Of the 100 extremely preterm infants enrolled in the trial between 2012 and 2014, 20 died before 22 to 26 months of age (Figure 1).

Figure 1.

Figure 1

Enrollment, randomization, and outcomes

Of the 80 survivors at 22 to 26 months of age, 70 (88%) received comprehensive neurodevelopmental evaluations that included BSID III cognitive scores; 28 of the 31 infants that completed the intervention in the placebo group (90%), 22 of the 24 infants that completed the intervention in the 200 IU group (92%), and 20 of the 25 infants that completed the intervention in the 800 IU group (80%). These follow-up rates did not differ significantly between groups (p=0.39). Additionally, 8 of the 10 children with a missing comprehensive neurodevelopmental evaluation were alive and received regular pediatric assessments after hospital discharge. A surrogate outcome of developmental impairment was thus assessed in these 8 infants. One of these infants was evaluated by Neurology and Rehabilitation Medicine physicians and was diagnosed with moderate cerebral palsy and a GMFCS of 2. The outcome of NDI or death was therefore determined for 91 of the 100 infants enrolled in the trial.

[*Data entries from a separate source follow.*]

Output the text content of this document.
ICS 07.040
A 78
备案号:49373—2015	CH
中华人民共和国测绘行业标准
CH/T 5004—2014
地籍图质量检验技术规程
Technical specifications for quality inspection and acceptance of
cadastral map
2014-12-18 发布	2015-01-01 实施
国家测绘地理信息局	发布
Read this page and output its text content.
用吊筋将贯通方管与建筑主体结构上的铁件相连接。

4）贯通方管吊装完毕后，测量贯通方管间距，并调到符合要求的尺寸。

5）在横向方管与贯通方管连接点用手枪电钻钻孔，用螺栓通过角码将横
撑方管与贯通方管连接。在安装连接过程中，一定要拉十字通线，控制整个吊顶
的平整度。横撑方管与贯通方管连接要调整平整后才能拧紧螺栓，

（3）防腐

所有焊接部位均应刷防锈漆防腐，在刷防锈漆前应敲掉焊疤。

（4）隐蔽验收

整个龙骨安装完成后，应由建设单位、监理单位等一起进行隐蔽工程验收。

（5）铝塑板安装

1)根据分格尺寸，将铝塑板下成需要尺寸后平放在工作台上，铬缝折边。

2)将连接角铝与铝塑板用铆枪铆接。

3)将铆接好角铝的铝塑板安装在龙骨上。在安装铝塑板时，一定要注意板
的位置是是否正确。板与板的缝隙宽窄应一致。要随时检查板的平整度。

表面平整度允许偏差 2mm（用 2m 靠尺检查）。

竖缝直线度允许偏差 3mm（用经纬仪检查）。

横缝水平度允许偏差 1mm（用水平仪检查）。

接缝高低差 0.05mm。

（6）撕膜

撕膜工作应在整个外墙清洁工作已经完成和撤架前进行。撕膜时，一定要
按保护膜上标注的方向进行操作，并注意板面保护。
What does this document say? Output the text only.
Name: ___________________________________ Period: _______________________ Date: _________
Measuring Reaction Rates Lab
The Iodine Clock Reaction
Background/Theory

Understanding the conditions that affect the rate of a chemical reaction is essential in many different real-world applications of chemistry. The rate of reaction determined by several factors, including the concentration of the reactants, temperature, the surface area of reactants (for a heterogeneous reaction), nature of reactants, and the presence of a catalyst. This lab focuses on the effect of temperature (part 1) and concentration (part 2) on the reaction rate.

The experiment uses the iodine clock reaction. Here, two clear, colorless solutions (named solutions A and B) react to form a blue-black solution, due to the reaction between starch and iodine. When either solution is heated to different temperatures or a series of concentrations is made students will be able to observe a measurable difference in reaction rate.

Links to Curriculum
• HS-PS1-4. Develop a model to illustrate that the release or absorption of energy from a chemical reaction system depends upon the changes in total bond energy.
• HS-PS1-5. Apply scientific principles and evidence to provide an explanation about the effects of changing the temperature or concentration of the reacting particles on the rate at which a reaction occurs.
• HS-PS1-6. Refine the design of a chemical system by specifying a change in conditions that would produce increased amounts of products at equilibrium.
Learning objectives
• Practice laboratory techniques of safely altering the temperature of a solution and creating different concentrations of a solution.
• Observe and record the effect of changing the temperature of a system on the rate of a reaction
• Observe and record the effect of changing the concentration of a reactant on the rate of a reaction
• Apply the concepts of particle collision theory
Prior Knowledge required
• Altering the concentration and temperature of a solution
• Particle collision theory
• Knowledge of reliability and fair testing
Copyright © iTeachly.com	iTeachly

Table 1 summarizes the demographic and clinical characteristics of the supplementation groups at follow-up. Vitamin D concentrations were measured at birth for 56 of the 70 infants assessed with the BSID III at 2 years of age. Vitamin D concentrations were measured around postnatal day 28 for 51 of the 70 infants assessed with the BSID III at 2 years of age.

Table 1.

Demographic and clinical data.

Placebo
Group
(n=28)
200 IU
Group
(n=22)
800 IU
Group
(n=20)
GA in weeks, median (IQR) 26 (24 – 27) 26 (24 – 27) 25 (24 –26)
BW in grams, mean ± SD 775 ± 199 800 ± 182 743 ± 215
Male sex, n/N (%) 12/28 (43) 12/22 (55) 6/20 (30)
Black race, n/N (%) 13/28 (46) 13/22 (59) 9/20 (45)
Multiple gestation, n/N (%) 6/28 (9) 5/22 (7) 3/20 (4)
Public health insurance, n/N (%) 23/28 (68) 16/22 (72) 11/20 (55)
Maternal marital status (married), n/N (%) 10/24 (42) 8/18 (44) 11/19 (58)
Maternal education (≥ high school), n/N (%) 23/28 (82) 18/22 (82) 18/20 (90)
Child living with biological parents, n/N (%) 14/24 (58) 7/18 (39) 10/19 (53)
25(OH)D in nmol/l at birth, median (IQR) 45 (25 – 60) 32 (22 – 40) 40 (25 – 60)
25(OH)D in ng/ml at birth, median (IQR) 18 (10 – 24) 13 (9 – 16) 16 (10 – 24)
Vitamin D deficiency at birth defined as 25(OH)D < 20 ng/ml 15/23 (65) 15/17 (88) 10/16 (62)
Vitamin D deficiency at birth defined as 25(OH)D < 12 ng/ml 8/23 (35) 5/17 (29) 6/16 (38)
Postnatal day of first enteral feeding (including buccal colostrum), median (IQR) 2 (1 – 3) 2 (1 – 3) 2 (1 – 3)
Postnatal day of first enteral dose, median (IQR) 5 (5 – 6) 5 (5 – 6) 5 (5 – 6)
Head circumference in cm at 36 weeks, median (IQR) 30 (28 – 31) 30 (29 – 32) 30 (29 – 31)
25(OH)D in ng/ml at 28 days, median (IQR)* 24 (14 – 48) 30 (18 – 42) 83 (50 – 99)
25(OH)D in nmol/l at 28 days, median (IQR)* 60 (35 – 119) 75 (45 – 105) 208 (125 – 247)
*

n=51: 21 in the placebo group, 17 in the 200 IU group, and 13 in the 800 IU group.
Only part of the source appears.